Snowmaking OK'd at Snowbowl resort

By Michael Kiefer, Arizona Republic, AUGUST 8, 2008

A federal court of appeals on Friday ruled that using reclaimed wastewater to make artificial snow at a Flagstaff ski resort does not violate the religious freedom of Native Americans.

The decision out of the court's Ninth Circuit in San Francisco overturns an earlier appellate decision to the contrary. The issue has see-sawed since January 2006, when a federal judge in Prescott first ruled that Arizona Snowbowl's plan to run a pipe up the mountain from a water treatment plant in Flagstaff was acceptable under federal environmental law.

A coalition of tribes and environmental groups led by the Navajo Nation appealed the decision on religious grounds, and it was overturned in March 2007 by a three-judge panel at the Ninth Circuit. Snowbowl's owners asked that the case be reviewed en banc - by the entire bench of appellate judges - which came back with a 9-3 decision in favor of Snowbowl.

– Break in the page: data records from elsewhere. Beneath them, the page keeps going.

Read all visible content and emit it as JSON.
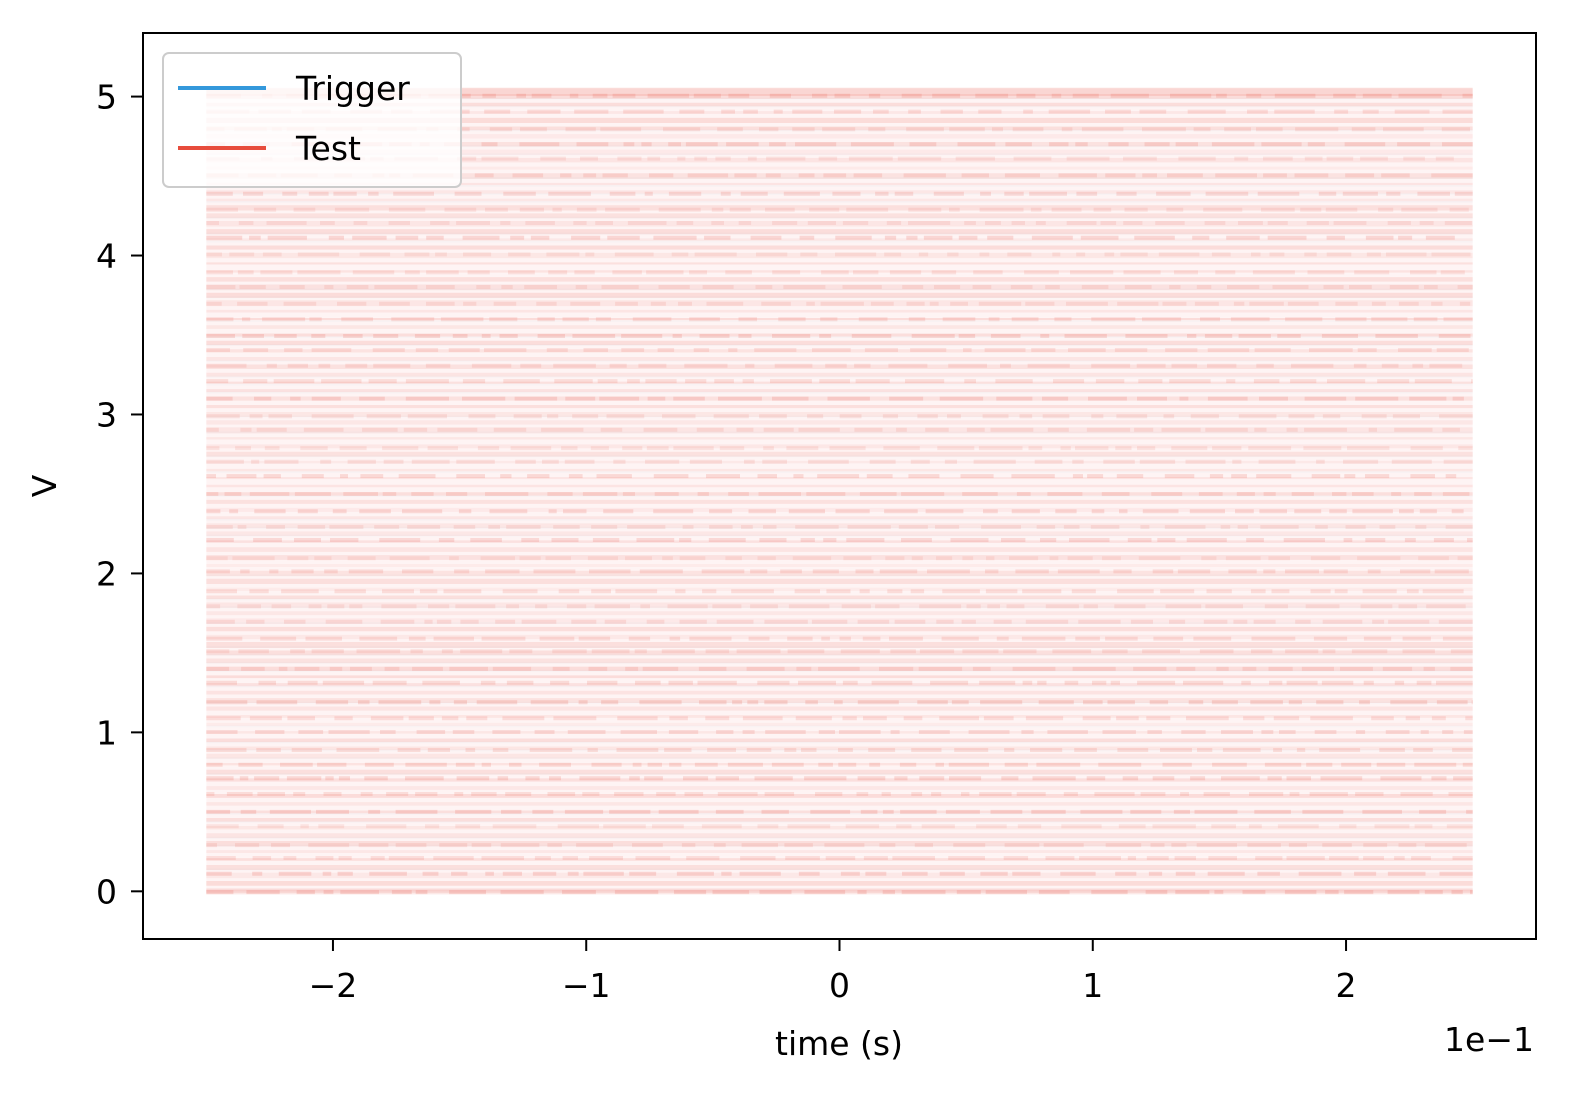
{
  "chart_data": {
    "type": "line",
    "title": "",
    "xlabel": "time (s)",
    "ylabel": "V",
    "x_offset_label": "1e−1",
    "xlim": [
      -2.75,
      2.75
    ],
    "ylim": [
      -0.3,
      5.4
    ],
    "x_ticks": [
      -2,
      -1,
      0,
      1,
      2
    ],
    "x_tick_labels": [
      "−2",
      "−1",
      "0",
      "1",
      "2"
    ],
    "y_ticks": [
      0,
      1,
      2,
      3,
      4,
      5
    ],
    "y_tick_labels": [
      "0",
      "1",
      "2",
      "3",
      "4",
      "5"
    ],
    "grid": false,
    "legend_position": "top-left",
    "series": [
      {
        "name": "Trigger",
        "color": "#3498db",
        "kind": "overlaid digital traces (low alpha)",
        "x_range": [
          -2.5,
          2.5
        ],
        "levels": [
          0,
          5
        ]
      },
      {
        "name": "Test",
        "color": "#e74c3c",
        "kind": "overlaid digital traces (low alpha)",
        "x_range": [
          -2.5,
          2.5
        ],
        "levels": [
          0,
          5
        ]
      }
    ]
  }
}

At issue was whether the possibility of residual human waste in the reclaimed water — estimated at .0001 percent — desecrated lands held sacred by several tribes. The resort lies not on Indian reservation land but on U.S. Forest Service land on the San Francisco Peaks, which are held sacred by the Hopi, Navajo, Apache, Havasupai and Hualapai peoples.

Friday's ruling sympathizes with the tribes' religious beliefs but points out that there is no likelihood of ecological damage from use of the reclaimed water, nor would any tribal members be denied access to worship. The spiritual effect, it opines, is not substantially harmed to prohibit the resort's plans.

“Were it otherwise,” it reads, “any action the federal government were to take, including action on its own land, would be subject to the personalized oversight of millions of citizens. Each citizen would hold an individual veto to prohibit the government action solely because it offends his religious beliefs, sensibilities or tastes, or fails to satisfy his religious desires. Further, giving one religious sect a veto over the use of public park land would deprive others of the right to use what is, by definition, land that belongs to everyone.”